Wayne Rowland, board president of the East Bay Rental Housing Association (EBRHA) said that landlords are more likely to want to work with tenants. “The rental property owner has only one customer: the renters,” Rowland said. The EBRHA provides education and advice to property owners and managers in Alameda and Contra Costa counties.

Even without the moratorium, Rowland said property owners may not have opted to evict tenants in the first place and were probably preparing to work with tenants. “If everybody’s out of work and you evict a tenant so that you can get another tenant who’s also out of work, that makes no sense,” Rowland said. He favors rent relief over the eviction moratorium. “(The eviction moratorium) is OK for something that’s temporary, but we’re talking about almost a year. That’s got to be financially exhausting for anyone who relies on the income stream of properties,” Rowland said.

During city and county meetings over the last several months, landlords and property owners have spoken up about the financial difficulties of lost rent. They worry about not being able to pay their mortgage, or losing their properties.
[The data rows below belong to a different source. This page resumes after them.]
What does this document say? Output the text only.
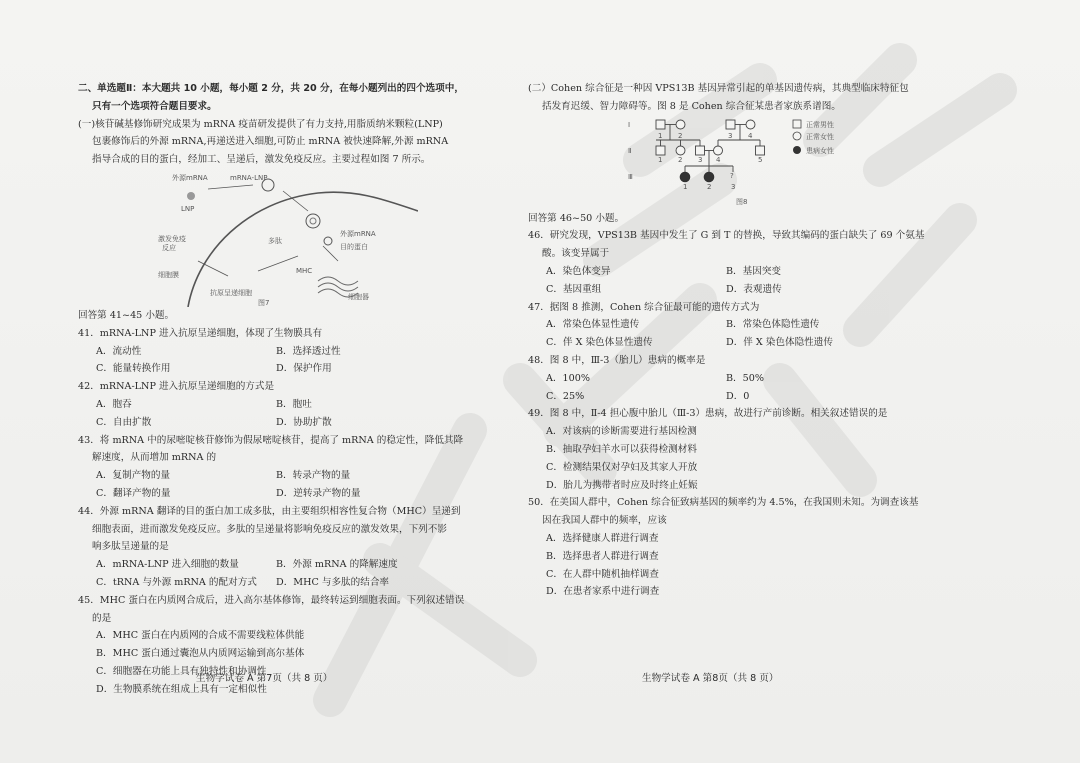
二、单选题Ⅱ：本大题共 10 小题，每小题 2 分，共 20 分，在每小题列出的四个选项中，
只有一个选项符合题目要求。
(一)核苷碱基修饰研究成果为 mRNA 疫苗研发提供了有力支持,用脂质纳米颗粒(LNP)
包裹修饰后的外源 mRNA,再递送进入细胞,可防止 mRNA 被快速降解,外源 mRNA
指导合成的目的蛋白，经加工、呈递后，激发免疫反应。主要过程如图 7 所示。
外源mRNA	mRNA-LNP
LNP
外源mRNA
目的蛋白
激发免疫
反应
多肽
MHC
细胞膜
抗原呈递细胞	细胞器
图7
回答第 41~45 小题。
41．mRNA-LNP 进入抗原呈递细胞，体现了生物膜具有
A．流动性	B．选择透过性
C．能量转换作用	D．保护作用
42．mRNA-LNP 进入抗原呈递细胞的方式是
A．胞吞	B．胞吐
C．自由扩散	D．协助扩散
43．将 mRNA 中的尿嘧啶核苷修饰为假尿嘧啶核苷，提高了 mRNA 的稳定性，降低其降
解速度，从而增加 mRNA 的
A．复制产物的量	B．转录产物的量
C．翻译产物的量	D．逆转录产物的量
44．外源 mRNA 翻译的目的蛋白加工成多肽，由主要组织相容性复合物（MHC）呈递到
细胞表面，进而激发免疫反应。多肽的呈递量将影响免疫反应的激发效果，下列不影
响多肽呈递量的是
A．mRNA-LNP 进入细胞的数量	B．外源 mRNA 的降解速度
C．tRNA 与外源 mRNA 的配对方式	D．MHC 与多肽的结合率
45．MHC 蛋白在内质网合成后，进入高尔基体修饰，最终转运到细胞表面。下列叙述错误
的是
A．MHC 蛋白在内质网的合成不需要线粒体供能
B．MHC 蛋白通过囊泡从内质网运输到高尔基体
C．细胞器在功能上具有独特性和协调性
D．生物膜系统在组成上具有一定相似性
生物学试卷 A 第7页（共 8 页）
(二）Cohen 综合征是一种因 VPS13B 基因异常引起的单基因遗传病，其典型临床特征包
括发育迟缓、智力障碍等。图 8 是 Cohen 综合征某患者家族系谱图。
1 2	3 4
1 2 3 4	5
1	2	3
?
Ⅰ
Ⅱ
Ⅲ
正常男性
正常女性
患病女性
图8
回答第 46~50 小题。
46．研究发现，VPS13B 基因中发生了 G 到 T 的替换，导致其编码的蛋白缺失了 69 个氨基
酸。该变异属于
A．染色体变异	B．基因突变
C．基因重组	D．表观遗传
47．据图 8 推测，Cohen 综合征最可能的遗传方式为
A．常染色体显性遗传	B．常染色体隐性遗传
C．伴 X 染色体显性遗传	D．伴 X 染色体隐性遗传
48．图 8 中，Ⅲ-3（胎儿）患病的概率是
A．100%	B．50%
C．25%	D．0
49．图 8 中，Ⅱ-4 担心腹中胎儿（Ⅲ-3）患病，故进行产前诊断。相关叙述错误的是
A．对该病的诊断需要进行基因检测
B．抽取孕妇羊水可以获得检测材料
C．检测结果仅对孕妇及其家人开放
D．胎儿为携带者时应及时终止妊娠
50．在美国人群中，Cohen 综合征致病基因的频率约为 4.5%，在我国则未知。为调查该基
因在我国人群中的频率，应该
A．选择健康人群进行调查
B．选择患者人群进行调查
C．在人群中随机抽样调查
D．在患者家系中进行调查
生物学试卷 A 第8页（共 8 页）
Mom and pop landlords may lose out on rent that makes up their main source of income.

In July, UC Berkeley’s Terner Center for Housing Innovation and the National Association of Hispanic Real Estate Professionals surveyed 380 property owners and managers from various states (including 22 percent from California). Most responded that rent collections were down compared to the prior quarter and 1 in 4 had borrowed funds to cover operating costs. In San Mateo County, the Board of Supervisors responded by allocating $2 million of federal coronavirus relief funds toward a small property owner relief fund. Eligible property owners who lost rent during the pandemic could receive grants of up to $6,000.

Some landlords also face tenants who take advantage of the eviction moratorium to avoid paying rent, even if they’re financially able. In emails to the Law Offices of Todd Rothbard — a team of Bay Area evictions attorneys — property managers and landlords wrote about tenants who refused to pay rent and abused the eviction moratorium.
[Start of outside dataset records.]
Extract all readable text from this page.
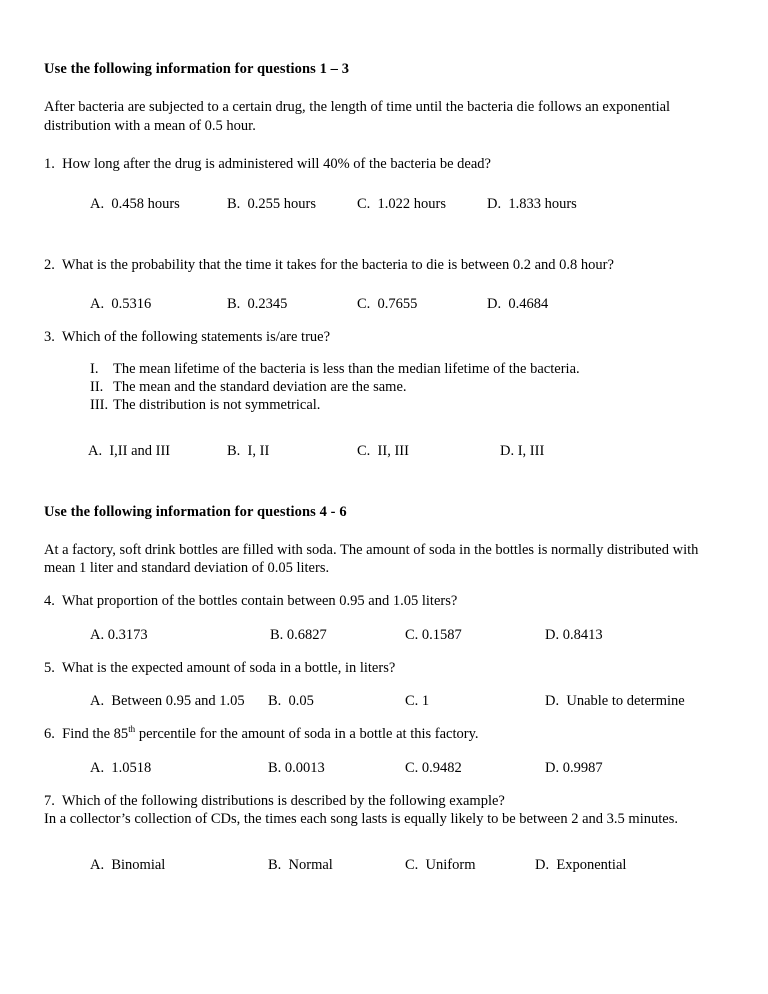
Use the following information for questions 1 – 3

After bacteria are subjected to a certain drug, the length of time until the bacteria die follows an exponential distribution with a mean of 0.5 hour.

1. How long after the drug is administered will 40% of the bacteria be dead?

A.  0.458 hours	B.  0.255 hours	C.  1.022 hours	D.  1.833 hours

2. What is the probability that the time it takes for the bacteria to die is between 0.2 and 0.8 hour?

A.  0.5316	B.  0.2345	C.  0.7655	D.  0.4684

3. Which of the following statements is/are true?

I. The mean lifetime of the bacteria is less than the median lifetime of the bacteria.
II. The mean and the standard deviation are the same.
III. The distribution is not symmetrical.
A.  I,II and III	B.  I, II	C.  II, III	D. I, III

Use the following information for questions 4 - 6

At a factory, soft drink bottles are filled with soda. The amount of soda in the bottles is normally distributed with mean 1 liter and standard deviation of 0.05 liters.

4. What proportion of the bottles contain between 0.95 and 1.05 liters?

A. 0.3173	B. 0.6827	C. 0.1587	D. 0.8413

5. What is the expected amount of soda in a bottle, in liters?

A.  Between 0.95 and 1.05 B.  0.05	C. 1	D.  Unable to determine

6. Find the 85th percentile for the amount of soda in a bottle at this factory.

A.  1.0518	B. 0.0013	C. 0.9482	D. 0.9987

7. Which of the following distributions is described by the following example?

In a collector’s collection of CDs, the times each song lasts is equally likely to be between 2 and 3.5 minutes.

A.  Binomial	B.  Normal	C.  Uniform	D.  Exponential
One property manager of a single-family home said that in April, their tenant — who they said was a young Facebook engineer — refused to pay rent because he thought the rent was too high. “I think he is abusing the system by using COVID-19 eviction restriction as an opportunity to extract rent concession from the landlord,” the manager wrote.

Todd Rothbard said that his office had seen a sharp decrease in evictions actions, from 300 to 400 a month before the pandemic to less than 100 a month. Rothbard does not support the statewide moratorium. “Let the market proceed,” Rothbard said. “There will not be an avalanche of evictions. Most landlords don’t want vacancies. Now you have a situation where Legislature is encouraging people not to pay rent. They’re creating a backlog that’s going to explode.”
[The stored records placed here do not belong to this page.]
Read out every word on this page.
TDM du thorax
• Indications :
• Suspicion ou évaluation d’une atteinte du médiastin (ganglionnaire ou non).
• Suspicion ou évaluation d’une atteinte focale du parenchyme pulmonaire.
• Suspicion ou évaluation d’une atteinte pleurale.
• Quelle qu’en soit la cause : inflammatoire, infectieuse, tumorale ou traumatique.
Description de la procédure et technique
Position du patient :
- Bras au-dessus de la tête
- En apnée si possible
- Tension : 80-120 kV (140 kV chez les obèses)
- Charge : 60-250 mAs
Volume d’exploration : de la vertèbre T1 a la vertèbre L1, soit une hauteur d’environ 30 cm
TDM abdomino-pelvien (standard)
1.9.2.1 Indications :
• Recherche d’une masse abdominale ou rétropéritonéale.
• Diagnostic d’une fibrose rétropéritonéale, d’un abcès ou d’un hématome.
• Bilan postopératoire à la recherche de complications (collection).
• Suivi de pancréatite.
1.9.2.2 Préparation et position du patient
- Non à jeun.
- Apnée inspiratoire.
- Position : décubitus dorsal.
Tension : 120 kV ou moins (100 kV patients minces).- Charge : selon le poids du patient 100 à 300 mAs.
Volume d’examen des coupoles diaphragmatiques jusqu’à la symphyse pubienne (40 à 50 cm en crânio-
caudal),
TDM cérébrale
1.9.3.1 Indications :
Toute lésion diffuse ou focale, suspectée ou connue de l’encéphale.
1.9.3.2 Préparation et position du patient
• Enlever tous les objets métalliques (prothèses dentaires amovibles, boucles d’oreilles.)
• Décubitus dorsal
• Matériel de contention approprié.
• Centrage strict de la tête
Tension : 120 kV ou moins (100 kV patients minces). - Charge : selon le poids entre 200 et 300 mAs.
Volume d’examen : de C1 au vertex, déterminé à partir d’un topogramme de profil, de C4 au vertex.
Thomas Bannon, CEO of the California Apartment Association, supported the moratorium but thinks it’s time for the moratorium to be lifted.

“I think how it’s been handled so far is not going to encourage people and capital to go into the rental housing industry,” Bannon said. “That’s a problem because we haven’t been successful in public housing serving everybody.”

He said that the California Apartment Association encouraged its members to work with tenants instead of evicting them. Now he’s worried about the consequences if the federal government does not provide rent relief. “You’ve got to figure out a way that the landlord can either be made whole or pretty close to it. If not, they will probably sell their single-family rental units and walk away,” Bannon said. If single-family homes go from being a rental property to the housing market, somebody wins, Bannon said, “But the people that lose are the renters who have a difficult time paying,” he said.